Da die abgerissenen Lötstellen noch an der Klemmleiste sind, müßen diese erstmal abgelötet werden. 
Damit verschwindet das "rote Zeug".
Als Nächstes, die noch auf der Leiteplatte befindlichen Leiterbahnenden, etwa 2mm blank machen und diese Enden, verzinnen, d.h. Lötzinn auftragen, damit die anschließende Lötung schneller von Statten geht.
Dann weiter ab der Fixierung vom Kommentar Gestern 09:36. 

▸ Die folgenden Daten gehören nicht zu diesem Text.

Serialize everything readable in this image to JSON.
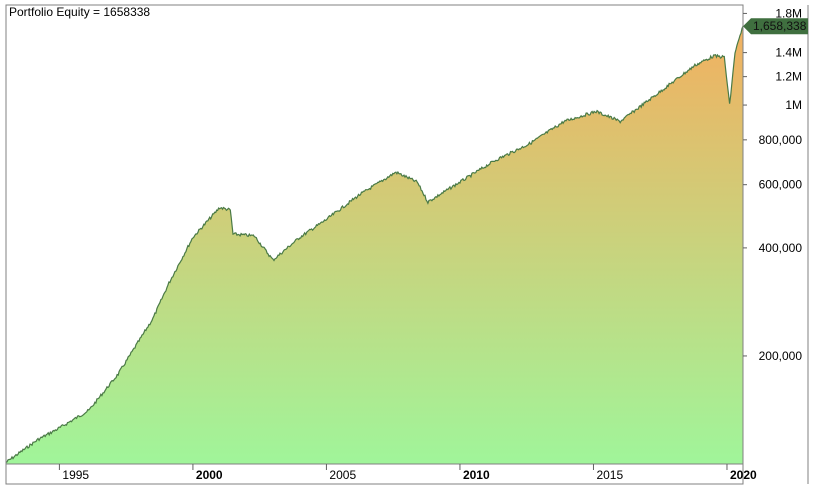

Hier noch ein brauchbares Lötwerkzeug:
Basetech Kompakte Lötstation ZD-99 230 V/AC Leistung 48 W Temperaturbereich 150 - 450 °C im Conrad Online Shop | 588415

Bei zu wenig Löterfahrung, ist erstmal Probelöten an einem Übungsstück angesagt.
Dabei den richtigen Ansatz und die richtige Lötdauer aneignen, ohne das die feinen Leiterbahnen sich beim Löten vom Trägermaterial lösen, oder das Lot überhitzt, bzw. die zu verlötenden (auch die in näherer Lötumgebung befindlichen) Bauelemente, hier die Steckerleiste.


----------



## 60jam (16. Juli 2012)

Ersteinmal vielen Dank für die zahlreichen antworten 
Bin bisher noch nicht zum Löten gekommen.
Ich werde mir Hilfe mit ordentlich Löterfahrung suchen, die der (doch sehr schweren) Aufgabe gewachsen ist, da meine Wenigkeit zugegebenermaßen nicht sonderlich viel Erfahrung in dem Gebiet besitzt und vielleicht ein wenig die Feinmotorik fehlt.. 

Bin mal gespannt, ob es klappt


----------



## Cuddleman (17. Juli 2012)

Ich auch!   

Eine Bekanntgabe zum Erfolg/Mißerfolg wäre sehr schön.


----------



## 60jam (17. Juli 2012)

Wenn möglich, werde ich ein paar Bilder hochladen


----------